The lab leak isn’t the only arena in which the Americans who postured as enlightened and dispassionate public-health advocates failed the public. As Jonathan Turley observed over the weekend, the mid-pandemic status quo governing access to education in the United States was also a by-product of contagious hysteria.

He cites a new study in the Journal of Infection, which found that “reopening schools did not change the existing trajectory of COVID-19 rates.” Indeed, researchers observed “no consistent patterns in cases, hospitalizations, or deaths despite school re-openings or changes to public health measures.”

That assessment contrasts with the consensus retailed by educational professionals, their union representatives, and the Democratic politicians who were beholden to both. “Now,” the New York Times reported in July 2020, “educators are using some of the same organizing tactics they employed in walkouts over issues of pay and funding in recent years to demand that schools remain closed.” This was not the work of an unrepresentative vanguard. A May 2020 poll found that nearly two-thirds of educators surveyed by EdWeek sought to keep schools closed indefinitely lest they endanger themselves and their families. A USA Today/Ipsos survey from the same period found that about 20 percent of teachers would refuse to return if classrooms were reopened to students.
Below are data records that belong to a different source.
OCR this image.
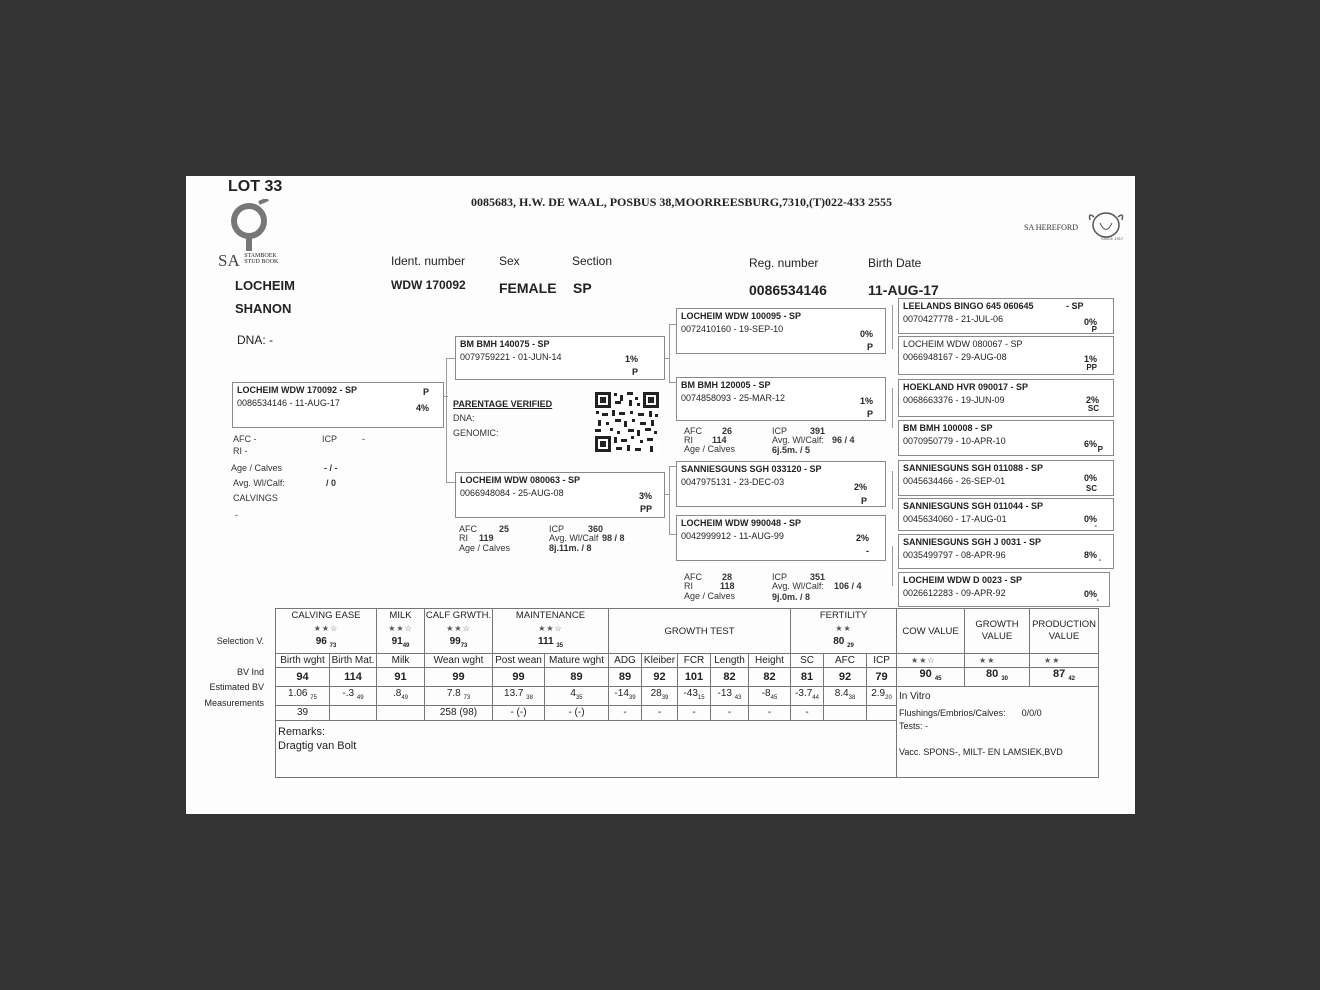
LOT 33
0085683, H.W. DE WAAL, POSBUS 38,MOORREESBURG,7310,(T)022-433 2555
SA STAMBOEK
STUD BOOK
SA HEREFORD
SINCE 1917
Ident. number	Sex	Section	Reg. number	Birth Date
LOCHEIM
SHANON
DNA: -
WDW 170092 FEMALE SP	0086534146	11-AUG-17
LOCHEIM WDW 170092 - SP
0086534146 - 11-AUG-17
P
4%
AFC -	ICP	-
RI -
Age / Calves	- / -
Avg. Wl/Calf:	/ 0
CALVINGS
-
BM BMH 140075 - SP
0079759221 - 01-JUN-14	1%
P
PARENTAGE VERIFIED
DNA:
GENOMIC:
LOCHEIM WDW 080063 - SP
0066948084 - 25-AUG-08	3%
PP
AFC 25	ICP	360
RI 119	Avg. Wl/Calf 98 / 8
Age / Calves	8j.11m. / 8
LOCHEIM WDW 100095 - SP
0072410160 - 19-SEP-10	0%
P
BM BMH 120005 - SP
0074858093 - 25-MAR-12	1%
P
AFC 26	ICP	391
RI 114	Avg. Wl/Calf: 96 / 4
Age / Calves	6j.5m. / 5
SANNIESGUNS SGH 033120 - SP
0047975131 - 23-DEC-03	2%
P
LOCHEIM WDW 990048 - SP
0042999912 - 11-AUG-99	2%
-
AFC 28	ICP	351
RI	118	Avg. Wl/Calf: 106 / 4
Age / Calves	9j.0m. / 8
LEELANDS BINGO 645 060645	- SP
0070427778 - 21-JUL-06	0%
P
LOCHEIM WDW 080067 - SP
0066948167 - 29-AUG-08	1%
PP
HOEKLAND HVR 090017 - SP
0068663376 - 19-JUN-09	2%
SC
BM BMH 100008 - SP
0070950779 - 10-APR-10	6%
P
SANNIESGUNS SGH 011088 - SP
0045634466 - 26-SEP-01	0%
SC
SANNIESGUNS SGH 011044 - SP
0045634060 - 17-AUG-01	0%
-
SANNIESGUNS SGH J 0031 - SP
0035499797 - 08-APR-96	8%
-
LOCHEIM WDW D 0023 - SP
0026612283 - 09-APR-92	0%
-
Selection V.
BV Ind
Estimated BV
Measurements
CALVING EASE		MILK	CALF GRWTH.	MAINTENANCE		GROWTH TEST					FERTILITY			COW VALUE	GROWTH VALUE	PRODUCTION VALUE
★★☆		★★☆	★★☆	★★☆							★★					
96 $_{73}$		$91_{49}$	$99_{73}$	111 $_{35}$							80 $_{29}$
Birth wght	Birth Mat.	Milk	Wean wght	Post wean	Mature wght	ADG	Kleiber	FCR	Length	Height	SC	AFC	ICP	★★☆	★★	★★
94	114	91	99	99	89	89	92	101	82	82	81	92	79	90 $_{45}$	80 $_{30}$	87 $_{42}$
1.06 $_{75}$	-.3 $_{49}$	$.8_{49}$	7.8 $_{73}$	13.7 $_{38}$	$4_{35}$	$-14_{39}$	$28_{39}$	$-43_{15}$	-13 $_{43}$	$-8_{45}$	$-3.7_{44}$	$8.4_{38}$	$2.9_{20}$	In Vitro		
39			258 (98)	- (-)	- (-)	-	-	-	-	-	-			Flushings/Embrios/Calves: 0/0/0
Tests: -

Vacc. SPONS-, MILT- EN LAMSIEK,BVD		
Remarks:
Dragtig van Bolt																
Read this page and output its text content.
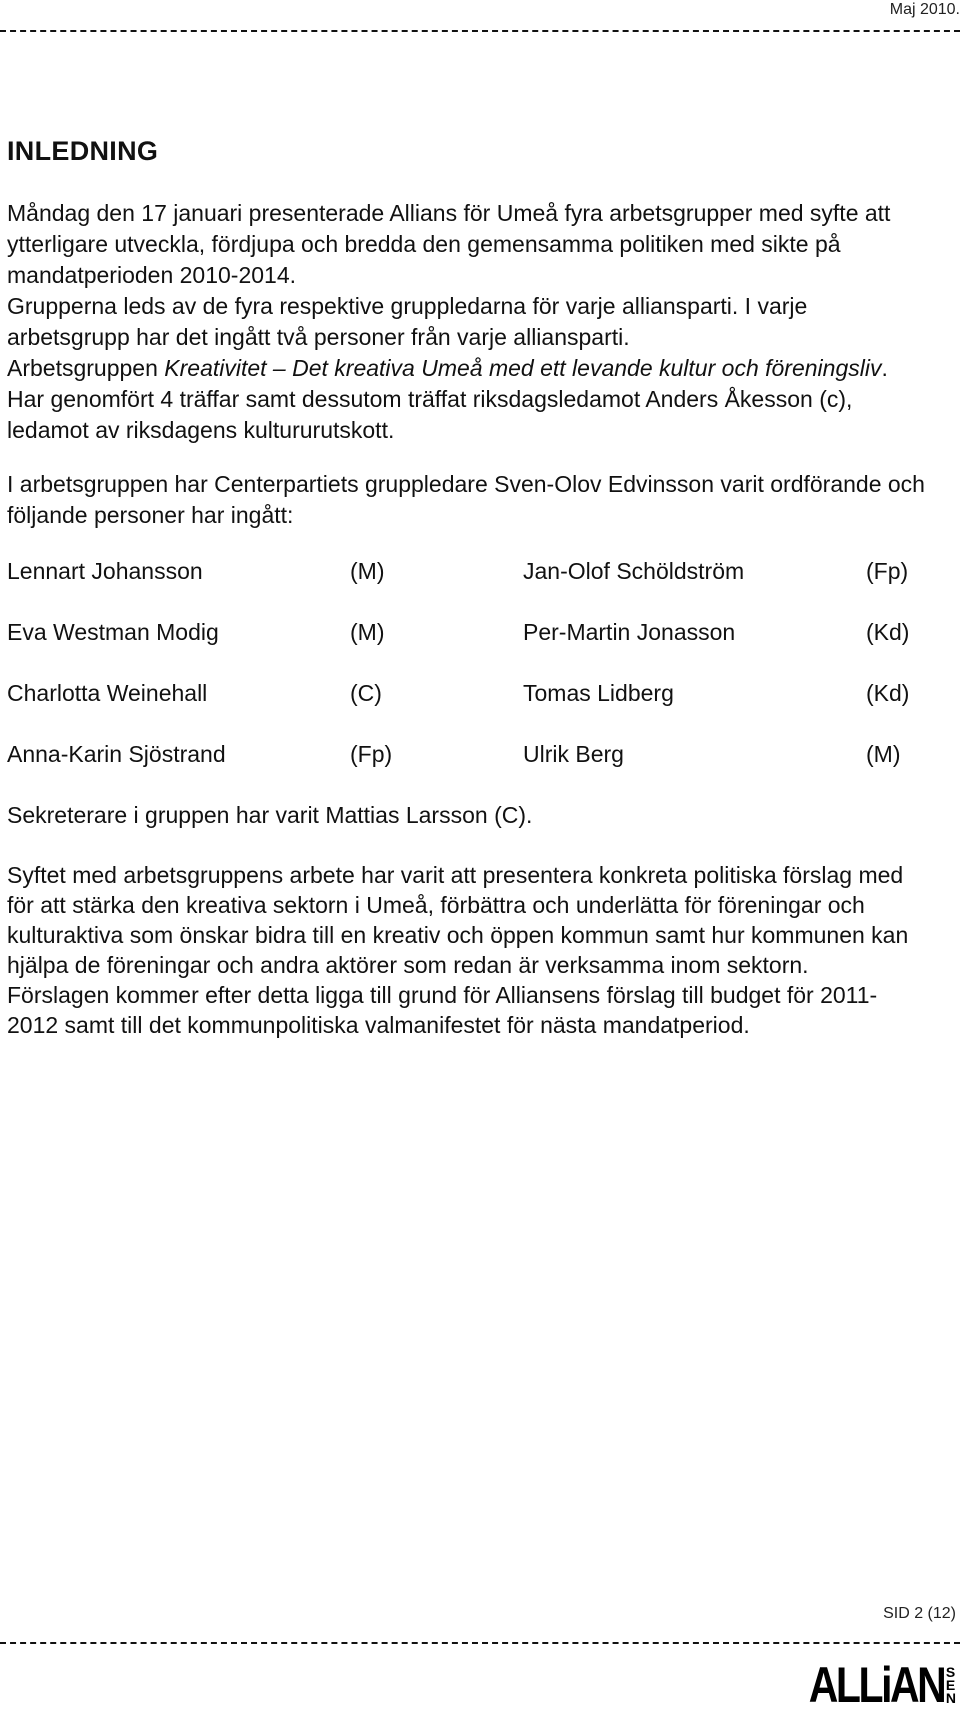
Maj 2010.
INLEDNING
Måndag den 17 januari presenterade Allians för Umeå fyra arbetsgrupper med syfte att ytterligare utveckla, fördjupa och bredda den gemensamma politiken med sikte på mandatperioden 2010-2014.
Grupperna leds av de fyra respektive gruppledarna för varje alliansparti. I varje arbetsgrupp har det ingått två personer från varje alliansparti.
Arbetsgruppen Kreativitet – Det kreativa Umeå med ett levande kultur och föreningsliv. Har genomfört 4 träffar samt dessutom träffat riksdagsledamot Anders Åkesson (c), ledamot av riksdagens kultururutskott.
I arbetsgruppen har Centerpartiets gruppledare Sven-Olov Edvinsson varit ordförande och följande personer har ingått:
Lennart Johansson	(M)	Jan-Olof Schöldström	(Fp)
Eva Westman Modig	(M)	Per-Martin Jonasson	(Kd)
Charlotta Weinehall	(C)	Tomas Lidberg	(Kd)
Anna-Karin Sjöstrand	(Fp)	Ulrik Berg	(M)
Sekreterare i gruppen har varit Mattias Larsson (C).
Syftet med arbetsgruppens arbete har varit att presentera konkreta politiska förslag med för att stärka den kreativa sektorn i Umeå, förbättra och underlätta för föreningar och kulturaktiva som önskar bidra till en kreativ och öppen kommun samt hur kommunen kan hjälpa de föreningar och andra aktörer som redan är verksamma inom sektorn.
Förslagen kommer efter detta ligga till grund för Alliansens förslag till budget för 2011-2012 samt till det kommunpolitiska valmanifestet för nästa mandatperiod.
SID 2 (12)
ALLiAN S
E
N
As late as August 2021, as schools across the country reluctantly returned to in-person education, mainstream media outlets spearheaded a campaign to create the impression that schools were a primary vector for Covid transmission. “When we look at the data, and they say only 0.1% of kids will contract it and get seriously ill and die, that’s actually around 50,000 children,” National Education Association president Becky Pringle told ProPublica’s Alec MacGillis. “We have an obligation to make remote better because until we can really decrease [Covid] community spread throughout the United States, distance learning and distance working is going to be a fact of life,” American Federation of Teachers president Randi Weingarten explained in late summer 2020. To ensure schools remained closed, Weingarten refused to rule out labor action, which she rebranded “safety strikes.”

Parents of school-age children understood from almost the moment the country committed their kids to the remote learning social experiment that it would be a debacle, but they were ignored. They warned that it would produce suboptimal educational outcomes that would haunt their kids for years, increase truancy and absenteeism, and undermine their psychological and social health. They were right.

That’s not all the great unwashed understood intuitively that somehow eluded the functionaries who set policy during the pandemic. The dramatic surge in firearms sales during the earliest months of the pandemic suggested that the average American foresaw the outbreak of violent lawlessness that would result from the societal upheavals to which the country’s social engineers were committed. Their prescience was rewarded in the riotous summer of 2020. Likewise, by September 2021, Americans understood that the inflationary pressure they were about to endure was attributable — at least in part — to government spending. “People will continue to pay more money on everyday expenses unless the government becomes more fiscally responsible,” read a statement with which a striking 71 percent of self-described independents agreed.

Americans had to be argued out of these conclusions, most of which were formed from personal experience and common sense. An aggressive campaign of lobbying, shaming, and moral blackmail was brought to bear against them. They were victims of a crusade designed to force them to echo the shibboleths preferred by their self-appointed ombudsmen in the highest echelons of American society. No one likes to look back critically on pandemics, but we should not dispense with critical retrospection just because it’s uncomfortable. Mistakes were made, some of which are more understandable than others. If we want to avoid repeating them, we should endeavor to learn from them.